Skip to content

Catch All and Catch Rejects

Use the catch_all Feature⚓︎

The catch_all feature allows you to see the shape of your data before you've applied a transform to it. For example, this a transform with a mapping catchall, followed by three lines of sample data.

POST https://$host/validator
Content-Type: application/json
x-hdx-table: sample_project.sample_table
x-hdx-test: true

{
    "transform":
    {
    "name": "demo",
    "settings": {
        "is_default": true,
        "output_columns": [
            {
                "name": "date",
                "datatype": {
                    "type": "datetime",
                    "format": "2006-01-01",
                    "resolution": "seconds",
                    "primary": true
                }
            },
            {
                "name": "catchall",
                "datatype": {
                    "type": "map",
                    "elements":
                    [
                        {
                            "type": "string"
                        },
                        {
                            "type": "string"
                        }
                    ],
                    "catch_all": true
                }
            }
        ],
        "compression": "none",
        "format_details": {
            "flattening": {
                "active": true,
                "depth": 1,
                "map_flattening_strategy": {
                    "left": "."
                }
            }
        }
    },
    "type": "json"
  },
  "data": [ {"timestamp": "2022-06-13 06:03:05.579 +00:00", "component": "query_executor", "level":"info", "user":"anonymous", "duration": 552, "query": "'select version()'", "message": "comment='' admin_comment=''"},
{"timestamp": "2022-06-13 06:03:06.078 +00:00", "component": "query_executor", "level":"info", "user":"anonymous", "duration": 552, "query": "'select version()'", "message": "comment='' admin_comment=''"},
{"timestamp": "2022-06-13 06:03:06.086 +00:00", "component": "query_executor", "level":"info", "message": "user=anonymous duration_ms=0 comment='' admin_comment='' query='select version()'"}]
}

Any JSON key value in the sample data will be interpreted as a map and put in the catchall column.

"parsed": [
    [
      {
        "name": "date",
        "datatype": "datetime",
        "value": null
      },
      {
        "name": "catchall",
        "datatype": "map",
        "value": {
          "component": "query_executor",
          "duration": "552",
          "level": "info",
          "message": "comment='' admin_comment=''",
          "query": "'select version()'",
          "timestamp": "2022-06-13 06:03:05.579 +00:00",
          "user": "anonymous"
        }
      }
    ]

Use the catch_rejects Feature⚓︎

The catch_rejects attribute adds an extra filter to a transform. Invalid ingested data is added to a discrete column, while valid data is ingested as expected.

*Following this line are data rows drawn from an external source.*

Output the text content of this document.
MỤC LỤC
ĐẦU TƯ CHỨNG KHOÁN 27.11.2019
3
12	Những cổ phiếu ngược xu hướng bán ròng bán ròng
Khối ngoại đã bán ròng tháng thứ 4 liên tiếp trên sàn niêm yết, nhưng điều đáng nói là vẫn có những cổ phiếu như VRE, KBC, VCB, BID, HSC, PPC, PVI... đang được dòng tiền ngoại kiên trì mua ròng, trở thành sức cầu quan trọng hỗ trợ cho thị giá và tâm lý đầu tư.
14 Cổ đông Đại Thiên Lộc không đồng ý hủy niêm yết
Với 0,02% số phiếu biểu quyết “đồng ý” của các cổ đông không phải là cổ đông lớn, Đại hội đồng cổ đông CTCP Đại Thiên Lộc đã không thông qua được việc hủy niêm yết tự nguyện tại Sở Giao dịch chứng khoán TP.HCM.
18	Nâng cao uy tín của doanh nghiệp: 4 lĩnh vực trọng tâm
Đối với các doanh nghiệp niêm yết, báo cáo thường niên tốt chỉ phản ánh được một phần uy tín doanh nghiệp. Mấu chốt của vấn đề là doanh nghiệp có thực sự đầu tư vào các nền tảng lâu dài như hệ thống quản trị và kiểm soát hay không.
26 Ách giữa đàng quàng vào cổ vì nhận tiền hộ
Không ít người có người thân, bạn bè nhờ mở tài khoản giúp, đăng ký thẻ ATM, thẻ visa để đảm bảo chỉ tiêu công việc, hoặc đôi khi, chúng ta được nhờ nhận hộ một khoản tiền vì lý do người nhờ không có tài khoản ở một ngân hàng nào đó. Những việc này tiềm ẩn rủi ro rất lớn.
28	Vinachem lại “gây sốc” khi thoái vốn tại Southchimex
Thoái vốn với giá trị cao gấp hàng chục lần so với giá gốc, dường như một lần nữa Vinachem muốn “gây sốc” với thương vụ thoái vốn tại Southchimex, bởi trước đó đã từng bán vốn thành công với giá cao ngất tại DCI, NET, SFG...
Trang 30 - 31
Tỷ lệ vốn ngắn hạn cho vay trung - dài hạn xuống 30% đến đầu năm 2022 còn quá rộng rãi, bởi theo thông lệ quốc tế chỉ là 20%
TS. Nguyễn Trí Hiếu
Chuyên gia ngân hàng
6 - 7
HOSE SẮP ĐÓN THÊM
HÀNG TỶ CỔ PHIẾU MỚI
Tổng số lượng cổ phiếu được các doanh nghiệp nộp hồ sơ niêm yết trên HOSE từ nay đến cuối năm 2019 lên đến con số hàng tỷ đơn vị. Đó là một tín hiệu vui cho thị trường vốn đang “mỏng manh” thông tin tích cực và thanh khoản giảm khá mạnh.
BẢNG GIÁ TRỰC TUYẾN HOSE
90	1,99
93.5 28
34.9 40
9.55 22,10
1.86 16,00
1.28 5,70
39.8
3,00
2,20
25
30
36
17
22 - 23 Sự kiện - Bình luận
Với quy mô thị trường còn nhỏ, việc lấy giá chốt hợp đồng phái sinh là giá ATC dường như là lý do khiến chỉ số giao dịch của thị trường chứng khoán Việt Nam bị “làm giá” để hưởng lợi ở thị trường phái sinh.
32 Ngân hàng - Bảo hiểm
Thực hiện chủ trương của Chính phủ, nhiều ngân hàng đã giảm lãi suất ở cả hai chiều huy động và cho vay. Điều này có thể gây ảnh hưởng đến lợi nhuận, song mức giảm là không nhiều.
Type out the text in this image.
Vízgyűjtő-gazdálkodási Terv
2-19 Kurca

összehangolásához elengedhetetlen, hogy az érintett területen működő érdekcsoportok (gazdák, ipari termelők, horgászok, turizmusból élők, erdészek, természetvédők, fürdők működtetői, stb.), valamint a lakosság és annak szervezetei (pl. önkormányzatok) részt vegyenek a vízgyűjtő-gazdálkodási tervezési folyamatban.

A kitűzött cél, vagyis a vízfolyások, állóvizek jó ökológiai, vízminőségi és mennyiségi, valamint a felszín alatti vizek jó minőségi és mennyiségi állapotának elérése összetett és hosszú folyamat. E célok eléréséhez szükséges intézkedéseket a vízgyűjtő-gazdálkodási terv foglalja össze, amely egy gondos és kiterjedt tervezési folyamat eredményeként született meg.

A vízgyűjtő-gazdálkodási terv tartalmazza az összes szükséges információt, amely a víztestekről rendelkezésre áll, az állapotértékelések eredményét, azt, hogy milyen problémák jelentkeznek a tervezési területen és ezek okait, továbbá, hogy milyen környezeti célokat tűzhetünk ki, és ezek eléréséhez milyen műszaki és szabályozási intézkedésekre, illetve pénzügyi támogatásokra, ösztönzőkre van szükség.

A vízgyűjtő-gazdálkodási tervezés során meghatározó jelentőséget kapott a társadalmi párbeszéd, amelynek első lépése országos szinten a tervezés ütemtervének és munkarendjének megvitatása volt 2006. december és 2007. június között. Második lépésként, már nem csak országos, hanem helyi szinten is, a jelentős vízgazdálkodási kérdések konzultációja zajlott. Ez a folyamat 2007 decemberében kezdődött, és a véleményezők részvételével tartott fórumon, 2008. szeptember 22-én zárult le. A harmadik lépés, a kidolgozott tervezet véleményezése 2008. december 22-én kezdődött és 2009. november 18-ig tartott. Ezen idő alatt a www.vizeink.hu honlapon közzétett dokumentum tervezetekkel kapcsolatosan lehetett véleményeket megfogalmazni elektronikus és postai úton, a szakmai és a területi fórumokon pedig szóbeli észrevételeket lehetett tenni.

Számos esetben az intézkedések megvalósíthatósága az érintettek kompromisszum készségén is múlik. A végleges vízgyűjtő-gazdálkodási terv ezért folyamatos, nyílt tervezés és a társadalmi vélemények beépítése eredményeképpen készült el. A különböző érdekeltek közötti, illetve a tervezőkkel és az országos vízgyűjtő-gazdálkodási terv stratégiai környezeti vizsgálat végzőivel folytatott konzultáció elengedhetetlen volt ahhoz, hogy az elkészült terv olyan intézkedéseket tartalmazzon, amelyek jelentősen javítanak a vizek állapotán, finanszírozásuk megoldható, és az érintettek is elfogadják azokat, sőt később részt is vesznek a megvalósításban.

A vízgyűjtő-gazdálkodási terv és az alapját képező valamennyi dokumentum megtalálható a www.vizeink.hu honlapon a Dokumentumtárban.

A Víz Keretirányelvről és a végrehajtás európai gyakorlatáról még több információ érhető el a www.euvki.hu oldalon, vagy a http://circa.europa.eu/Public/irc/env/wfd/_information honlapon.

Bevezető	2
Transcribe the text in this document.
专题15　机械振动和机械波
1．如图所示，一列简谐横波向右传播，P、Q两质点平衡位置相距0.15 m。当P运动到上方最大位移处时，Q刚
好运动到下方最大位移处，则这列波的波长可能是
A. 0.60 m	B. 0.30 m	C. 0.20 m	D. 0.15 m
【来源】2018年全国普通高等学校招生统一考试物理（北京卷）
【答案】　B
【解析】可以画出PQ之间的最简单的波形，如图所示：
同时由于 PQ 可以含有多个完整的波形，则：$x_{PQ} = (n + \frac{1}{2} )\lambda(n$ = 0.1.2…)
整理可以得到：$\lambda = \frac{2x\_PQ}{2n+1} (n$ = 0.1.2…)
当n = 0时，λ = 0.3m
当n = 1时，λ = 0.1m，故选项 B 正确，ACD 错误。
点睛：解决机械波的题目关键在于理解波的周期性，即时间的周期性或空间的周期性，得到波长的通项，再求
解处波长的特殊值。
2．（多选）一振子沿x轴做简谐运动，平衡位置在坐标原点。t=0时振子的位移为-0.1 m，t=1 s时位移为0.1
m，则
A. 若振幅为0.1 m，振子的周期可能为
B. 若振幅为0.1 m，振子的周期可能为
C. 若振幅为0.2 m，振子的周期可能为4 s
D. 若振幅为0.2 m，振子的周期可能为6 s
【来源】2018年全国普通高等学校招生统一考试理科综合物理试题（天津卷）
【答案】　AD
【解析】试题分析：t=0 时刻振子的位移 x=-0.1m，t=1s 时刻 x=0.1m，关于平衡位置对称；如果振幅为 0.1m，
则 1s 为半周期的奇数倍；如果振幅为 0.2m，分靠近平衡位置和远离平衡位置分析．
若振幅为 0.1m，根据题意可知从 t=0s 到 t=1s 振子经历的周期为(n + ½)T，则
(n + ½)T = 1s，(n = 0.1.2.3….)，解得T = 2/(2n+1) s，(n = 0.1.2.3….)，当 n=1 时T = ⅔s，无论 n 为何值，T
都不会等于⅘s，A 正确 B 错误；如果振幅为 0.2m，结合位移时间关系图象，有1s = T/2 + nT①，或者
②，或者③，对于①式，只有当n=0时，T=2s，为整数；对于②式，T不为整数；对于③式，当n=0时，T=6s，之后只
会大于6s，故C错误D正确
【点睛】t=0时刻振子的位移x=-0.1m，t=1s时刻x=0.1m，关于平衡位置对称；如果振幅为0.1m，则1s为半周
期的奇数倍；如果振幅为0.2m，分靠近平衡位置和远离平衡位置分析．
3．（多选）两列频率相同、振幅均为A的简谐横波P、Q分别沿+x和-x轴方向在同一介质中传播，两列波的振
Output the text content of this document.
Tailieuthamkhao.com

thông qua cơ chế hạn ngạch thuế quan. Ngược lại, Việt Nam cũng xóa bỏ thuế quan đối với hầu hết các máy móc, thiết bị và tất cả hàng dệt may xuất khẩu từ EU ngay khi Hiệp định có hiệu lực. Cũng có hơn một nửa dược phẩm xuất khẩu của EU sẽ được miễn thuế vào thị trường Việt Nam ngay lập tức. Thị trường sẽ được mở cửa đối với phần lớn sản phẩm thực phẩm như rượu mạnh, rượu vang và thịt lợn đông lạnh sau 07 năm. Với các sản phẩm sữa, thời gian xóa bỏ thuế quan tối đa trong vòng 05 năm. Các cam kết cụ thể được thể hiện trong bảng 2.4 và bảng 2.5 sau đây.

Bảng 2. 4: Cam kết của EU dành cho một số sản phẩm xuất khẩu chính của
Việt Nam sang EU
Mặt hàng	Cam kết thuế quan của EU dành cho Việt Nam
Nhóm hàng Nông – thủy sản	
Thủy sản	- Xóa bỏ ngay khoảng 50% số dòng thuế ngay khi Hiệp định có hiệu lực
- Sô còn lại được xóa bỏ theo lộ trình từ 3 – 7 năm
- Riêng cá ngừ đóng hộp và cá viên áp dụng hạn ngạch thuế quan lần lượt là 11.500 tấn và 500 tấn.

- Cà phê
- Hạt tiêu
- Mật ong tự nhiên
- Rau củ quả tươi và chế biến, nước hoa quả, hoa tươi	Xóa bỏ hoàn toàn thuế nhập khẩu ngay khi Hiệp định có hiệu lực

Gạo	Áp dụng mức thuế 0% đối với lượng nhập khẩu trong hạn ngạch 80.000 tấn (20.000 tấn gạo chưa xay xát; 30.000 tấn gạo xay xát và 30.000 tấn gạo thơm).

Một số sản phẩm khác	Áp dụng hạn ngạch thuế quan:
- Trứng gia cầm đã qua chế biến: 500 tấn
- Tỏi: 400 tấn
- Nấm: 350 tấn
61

For example, assume you have a table with two columns.

Name Type
primary_column DateTime
uint_column Uint32

An example transform for this would look like the following:

[
  {
    "name": "primary_column",
    "datatype": {
      "type": "epoch",
      "primary": true,
      "format": "s"
    }
  },
  {
    "name": "uint_column",
    "datatype": {
      "type": "uint32"
    }
  }
]

If your ingested data contains fields with invalid values, these will be rejected entirely. The result may be a partial success, and return an error message.

{
  "code": 207,
  "message": {
    "success_count": 2,
    "errors": [
      "(column {\"name\":\"uint_column\",\"datatype\":{\"type\":\"uint32\",\"source\":{\"from_input_index\":1,\"from_input_fields\":[\"uint_column\"]}},\"position\":1} data -1 (json.Number)): value of unsigned column is negative -1",
      "(column {\"name\":\"uint_column\",\"datatype\":{\"type\":\"uint32\",\"source\":{\"from_input_index\":1,\"from_input_fields\":[\"uint_column\"]}},\"position\":1} data -2 (json.Number)): value of unsigned column is negative -2"
    ]
  }
}

You can use catch_rejects to isolate the invalid values and ingest the good ones by adding the attribute to the transform. This must be a string>string map.

[
  {
    "name": "primary_column",
    "datatype": {
      "type": "epoch",
      "primary": true,
      "format": "s"
    }
  },
  {
    "name": "rejected_data",
    "datatype": {
      "type": "map",
      "catch_rejects": true,
      "elements": [
        {
          "type": "string"
        },
        {
          "type": "string"
        }
      ]
    }
  },
  {
    "name": "uint_column",
    "datatype": {
      "type": "uint32"
    }
  }
]

Ingest the same data again, and you now have three columns. The rejected_data column shows the invalid data, and the other two columns are populated with good data or null values.

primary_column rejected_data uint_column
2024-12-12 18:10:14 UTC {'uint_column': '-2'} null
2024-12-12 18:10:14 UTC {} 1
2024-12-12 18:10:14 UTC {'uint_column': '-1'} null
2024-12-12 18:10:14 UTC {} 2